In principle peltier elements should be very robust over time, as a solid state system where the only moving parts are fans (versus traditional refrigeration which includes a high pressure pump...).
In practice I strongly suspect most peltier based systems are built very cheaply... because their inefficiency means the majority of the market is bordering on a scam. Sophisticated consumers aren't going to be buying very many fridges built with them (of course you might have a niche use case where they actually make sense and you're willing to pay for a quality product, but do most purchasers?).
Thermal cycles is murder on rigid electronic connections; the mechanical connection between the heatsink on each side of the peltier cell being a prime example.
Air conditioning is mostly needed while the sun is shining, and so electricity of A/C can come mostly from photovoltaics (plus batteries). So I think this technology is not quite as important. Sure, its nice to reduce electricity usage! But cheaper heat storage, for winter, seems more important.

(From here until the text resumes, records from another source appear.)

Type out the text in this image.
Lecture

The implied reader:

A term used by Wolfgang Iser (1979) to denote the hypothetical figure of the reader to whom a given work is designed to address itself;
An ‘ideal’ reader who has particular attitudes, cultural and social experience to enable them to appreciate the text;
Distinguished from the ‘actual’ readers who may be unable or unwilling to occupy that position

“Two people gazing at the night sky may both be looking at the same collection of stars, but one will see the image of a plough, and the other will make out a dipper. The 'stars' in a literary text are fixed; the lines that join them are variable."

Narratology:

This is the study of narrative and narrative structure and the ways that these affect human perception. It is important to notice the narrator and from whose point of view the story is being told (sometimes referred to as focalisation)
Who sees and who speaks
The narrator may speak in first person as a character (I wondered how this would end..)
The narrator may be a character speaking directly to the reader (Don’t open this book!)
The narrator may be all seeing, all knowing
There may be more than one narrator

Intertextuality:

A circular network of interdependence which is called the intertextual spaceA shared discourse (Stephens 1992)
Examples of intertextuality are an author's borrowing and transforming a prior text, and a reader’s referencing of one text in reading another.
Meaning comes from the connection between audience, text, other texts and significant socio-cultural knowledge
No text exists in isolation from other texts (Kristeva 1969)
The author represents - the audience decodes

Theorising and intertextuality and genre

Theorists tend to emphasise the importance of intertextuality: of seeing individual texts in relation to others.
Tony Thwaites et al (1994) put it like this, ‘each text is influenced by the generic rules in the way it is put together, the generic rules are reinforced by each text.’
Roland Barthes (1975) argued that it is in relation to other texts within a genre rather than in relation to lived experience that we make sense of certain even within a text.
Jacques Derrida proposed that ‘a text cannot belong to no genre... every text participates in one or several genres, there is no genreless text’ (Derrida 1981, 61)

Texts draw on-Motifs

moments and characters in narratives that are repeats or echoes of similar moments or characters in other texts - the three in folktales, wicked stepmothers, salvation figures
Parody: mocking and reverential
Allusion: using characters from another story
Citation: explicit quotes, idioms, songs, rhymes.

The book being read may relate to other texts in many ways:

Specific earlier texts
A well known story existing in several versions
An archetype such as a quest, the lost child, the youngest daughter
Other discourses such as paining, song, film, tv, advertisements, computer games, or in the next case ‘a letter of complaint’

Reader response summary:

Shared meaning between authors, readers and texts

Yes you can! Not with peltier elements, but with elastocaloric (phase changes in solid metal induced by stress) and maybe magnetocaloric (phase change induced by magnetic fields) heat pumps.
There's engineering challenges here, but I believe the science is pretty clear that in principle these beat gas phase change systems.
IIRC from reading up on these in the past, you need a pretty large input energy in order to make them work. The elastocaloric ones are also super loud IIRC.
Gas phase change systems in practice are up to about 60% efficiency (relative to an idealized carnot cycle), magnetocaloric systems in labs have been something like 70%, and elastocaloric 80%.
Edit: And just for reference peltier devices are usually 10-15% efficiency on this scale. So I suppose this new one is somewhere in the 20-30% range.